Questo lavoro alchemico è particolarmente evidente nella silloge “Lete prezioso”. Essa si apre con un trittico (Psiche significa farfalla, La poesia non nasce dalle idee e Pneuma significa soffio) che sembra un vero e proprio trattato di filosofia socratica, sulla Psiche il Pneuma e la creazione della poesia. Psiche significa farfalla, basta aprire un dizionario cercare il termine psiche e passando attraverso il significato di anima, soffio, si arriva a quello di farfalla, sia in riferimento al noto personaggio delle Metamorfosi di Apuleio, ma anche ad una specie di lepidottero “dalla livrea modesta”. Ed è proprio al lepidottero che si riferisce Fostieris. Eufemismo dice il poeta, perché l’anima psiche è il luogo del tormento senza posa e il tarlo che non vola, non ascende verso l’alto, ma ingrassa e sprofonda proprio in quel soma che dovrebbe sentire come separato da sé. Anche per María Zambrano l’anima-farfalla in alcuni casi muore, in altri vola via, ma “Raramente si è verificato quel miracolo di agilità della mente, che le permette di trattare adeguatamente l’anima, di costruire una rete fatta apposta per catturare la realtà sfuggente della psiche.” Psiche significa Farfalla e Pneuma significa soffio. Quindi sembra, qui, mantenersi la distinzione socratica tra Ψυχή e Πνεύμα mentre l’elemento corporeo, che dovrebbe essere ad essi contrapposto, non è il soma ma la poesia. La poesia non nasce dalle idee dice Fostieris e se Pneuma significa soffio (divino) dal quale dovrebbe discendere, egli ci disincanta immediatamente, perché la poesia, dice, non può nascere da un pensiero tanto elementare (anche se lo stesso poeta nazionale Dionisos Solomos aveva scritto: Prima deve concepire l’intelletto/ e dopo il cuore caldo potrà sentire). Se la Zambrano sottolinea che “l’impresa della filosofia greca fu quella di scoprire e presentare come suo quell’abisso dell’essere situato più in là di ogni essere sensibile, che è la realtà poetica, la fonte di tutta la poesia”, Fostieris restituisce il primato alla parola poetica, a quell’eterno trionfo dei sentimenti che bandito dall’ambito filosofico, trova nella poesia il pieno riconoscimento: E allora/ Ti resta solo il sentire/ Solo il sentire ti resta/ Della profonda sconfitta/ Per l’immutabile gloria/ Dei sentimenti.

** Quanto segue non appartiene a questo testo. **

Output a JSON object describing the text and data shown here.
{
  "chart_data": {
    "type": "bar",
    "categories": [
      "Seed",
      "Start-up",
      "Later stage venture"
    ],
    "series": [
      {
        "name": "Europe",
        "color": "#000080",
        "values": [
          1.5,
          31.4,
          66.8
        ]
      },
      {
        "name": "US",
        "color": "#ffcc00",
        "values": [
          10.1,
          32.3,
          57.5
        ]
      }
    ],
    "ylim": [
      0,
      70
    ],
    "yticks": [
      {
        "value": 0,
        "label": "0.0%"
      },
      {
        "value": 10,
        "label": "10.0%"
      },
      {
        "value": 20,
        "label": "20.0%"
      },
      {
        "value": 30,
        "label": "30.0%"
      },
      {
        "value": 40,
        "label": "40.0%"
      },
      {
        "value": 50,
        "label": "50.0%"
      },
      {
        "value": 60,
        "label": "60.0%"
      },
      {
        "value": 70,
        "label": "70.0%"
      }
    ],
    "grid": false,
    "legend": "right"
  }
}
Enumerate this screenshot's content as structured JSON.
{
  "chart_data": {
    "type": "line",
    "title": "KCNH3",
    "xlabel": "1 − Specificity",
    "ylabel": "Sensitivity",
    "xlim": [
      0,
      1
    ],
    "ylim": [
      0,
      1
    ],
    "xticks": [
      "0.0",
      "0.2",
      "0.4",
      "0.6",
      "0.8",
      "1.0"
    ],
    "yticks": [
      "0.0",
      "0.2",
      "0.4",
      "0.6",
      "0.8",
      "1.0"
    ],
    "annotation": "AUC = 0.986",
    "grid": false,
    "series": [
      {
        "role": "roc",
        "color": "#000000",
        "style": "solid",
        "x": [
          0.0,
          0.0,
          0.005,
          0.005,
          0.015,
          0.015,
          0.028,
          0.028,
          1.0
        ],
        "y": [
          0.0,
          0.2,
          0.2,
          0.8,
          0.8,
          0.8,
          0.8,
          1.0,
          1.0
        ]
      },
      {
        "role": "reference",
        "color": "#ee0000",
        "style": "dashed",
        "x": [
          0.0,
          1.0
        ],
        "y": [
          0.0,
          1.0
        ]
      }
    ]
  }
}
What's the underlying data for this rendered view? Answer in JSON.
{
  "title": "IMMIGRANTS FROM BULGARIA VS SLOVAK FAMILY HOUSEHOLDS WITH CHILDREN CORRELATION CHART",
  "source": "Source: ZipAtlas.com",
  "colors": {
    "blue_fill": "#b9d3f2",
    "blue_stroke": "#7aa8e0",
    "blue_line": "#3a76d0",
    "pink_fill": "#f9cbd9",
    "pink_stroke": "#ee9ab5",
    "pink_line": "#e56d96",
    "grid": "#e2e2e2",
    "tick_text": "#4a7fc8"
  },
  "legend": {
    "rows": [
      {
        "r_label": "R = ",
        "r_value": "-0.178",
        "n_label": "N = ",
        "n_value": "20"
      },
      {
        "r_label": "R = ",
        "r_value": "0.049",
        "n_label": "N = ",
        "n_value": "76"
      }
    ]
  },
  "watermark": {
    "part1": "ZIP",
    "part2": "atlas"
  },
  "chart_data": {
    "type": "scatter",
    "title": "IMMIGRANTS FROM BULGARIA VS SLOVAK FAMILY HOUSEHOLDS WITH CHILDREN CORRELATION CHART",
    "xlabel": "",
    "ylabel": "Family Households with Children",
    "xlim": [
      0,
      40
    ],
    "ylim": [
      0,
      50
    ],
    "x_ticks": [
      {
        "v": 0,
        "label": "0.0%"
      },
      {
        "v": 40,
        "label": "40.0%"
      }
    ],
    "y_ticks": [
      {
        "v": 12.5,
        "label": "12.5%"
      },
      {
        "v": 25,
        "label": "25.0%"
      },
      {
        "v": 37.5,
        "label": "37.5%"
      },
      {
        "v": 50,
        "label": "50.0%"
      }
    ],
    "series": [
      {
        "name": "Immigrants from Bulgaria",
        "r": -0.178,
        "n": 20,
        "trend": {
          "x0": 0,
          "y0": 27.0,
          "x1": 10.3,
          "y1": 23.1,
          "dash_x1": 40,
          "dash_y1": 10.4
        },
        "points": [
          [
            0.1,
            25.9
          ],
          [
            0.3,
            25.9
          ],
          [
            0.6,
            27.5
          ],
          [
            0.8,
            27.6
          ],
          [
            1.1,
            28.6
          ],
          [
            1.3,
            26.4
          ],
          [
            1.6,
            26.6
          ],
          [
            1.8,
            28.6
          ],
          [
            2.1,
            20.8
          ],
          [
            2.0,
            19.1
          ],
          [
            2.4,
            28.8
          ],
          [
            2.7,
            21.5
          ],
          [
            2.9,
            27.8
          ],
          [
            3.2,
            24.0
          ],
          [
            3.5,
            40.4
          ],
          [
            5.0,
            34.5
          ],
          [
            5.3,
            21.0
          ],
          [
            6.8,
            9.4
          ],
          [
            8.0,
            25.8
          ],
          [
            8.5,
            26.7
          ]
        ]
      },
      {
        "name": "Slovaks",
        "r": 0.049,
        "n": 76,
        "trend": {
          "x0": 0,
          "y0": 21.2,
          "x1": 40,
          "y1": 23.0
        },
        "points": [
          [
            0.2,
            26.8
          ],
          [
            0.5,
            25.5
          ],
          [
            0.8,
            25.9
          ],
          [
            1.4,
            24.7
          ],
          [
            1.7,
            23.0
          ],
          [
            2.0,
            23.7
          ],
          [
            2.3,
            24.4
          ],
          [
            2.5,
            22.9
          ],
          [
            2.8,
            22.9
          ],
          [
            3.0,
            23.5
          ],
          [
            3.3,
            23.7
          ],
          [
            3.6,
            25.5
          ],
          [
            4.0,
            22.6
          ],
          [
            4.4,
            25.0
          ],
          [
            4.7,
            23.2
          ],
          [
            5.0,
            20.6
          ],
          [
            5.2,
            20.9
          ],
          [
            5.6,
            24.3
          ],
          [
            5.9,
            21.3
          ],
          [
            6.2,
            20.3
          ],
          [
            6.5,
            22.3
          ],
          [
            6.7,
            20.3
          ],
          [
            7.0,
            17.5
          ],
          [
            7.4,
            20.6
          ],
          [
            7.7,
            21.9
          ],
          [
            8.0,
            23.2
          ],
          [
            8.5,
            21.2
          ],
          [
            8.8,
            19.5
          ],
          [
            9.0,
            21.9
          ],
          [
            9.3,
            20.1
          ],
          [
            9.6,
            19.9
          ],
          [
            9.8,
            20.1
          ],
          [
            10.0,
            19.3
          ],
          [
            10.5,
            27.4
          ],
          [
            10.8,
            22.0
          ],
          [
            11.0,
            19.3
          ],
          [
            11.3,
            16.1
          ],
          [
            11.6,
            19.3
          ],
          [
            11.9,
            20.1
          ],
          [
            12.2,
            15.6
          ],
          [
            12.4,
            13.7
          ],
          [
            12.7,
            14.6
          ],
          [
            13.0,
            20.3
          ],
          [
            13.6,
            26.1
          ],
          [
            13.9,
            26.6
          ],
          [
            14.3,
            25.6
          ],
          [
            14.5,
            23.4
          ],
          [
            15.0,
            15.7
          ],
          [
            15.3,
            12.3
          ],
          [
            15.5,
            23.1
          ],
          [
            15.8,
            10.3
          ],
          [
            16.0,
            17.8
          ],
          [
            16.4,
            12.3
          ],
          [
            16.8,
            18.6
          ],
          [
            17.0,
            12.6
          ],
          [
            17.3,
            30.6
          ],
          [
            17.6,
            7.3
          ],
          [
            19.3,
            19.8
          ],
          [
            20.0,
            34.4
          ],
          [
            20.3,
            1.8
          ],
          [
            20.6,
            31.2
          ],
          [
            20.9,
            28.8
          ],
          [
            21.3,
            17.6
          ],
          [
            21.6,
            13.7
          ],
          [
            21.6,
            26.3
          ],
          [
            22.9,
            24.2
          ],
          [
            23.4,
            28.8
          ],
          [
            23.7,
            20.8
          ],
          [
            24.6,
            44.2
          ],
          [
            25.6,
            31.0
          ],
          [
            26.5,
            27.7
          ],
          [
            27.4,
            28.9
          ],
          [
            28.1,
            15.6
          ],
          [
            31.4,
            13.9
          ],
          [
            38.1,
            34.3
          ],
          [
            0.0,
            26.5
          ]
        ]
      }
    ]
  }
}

Ψυχή e Πνεύμα, tornano quindi in unità nella poesia Pneuma significa soffio, rappresentando l’altro luogo (ό αλλος τόπος) quasi si trattasse di una finzione scenica dove le farfalle pascolano fiori in un luogo verdeggiante e dove spira tanto vento (perché i soffi di pneuma e psiche si uniscono), un vento fresco, un mondo parallelo più simile al contemporaneo Truman Show, dal quale nessuno è mai fuggito.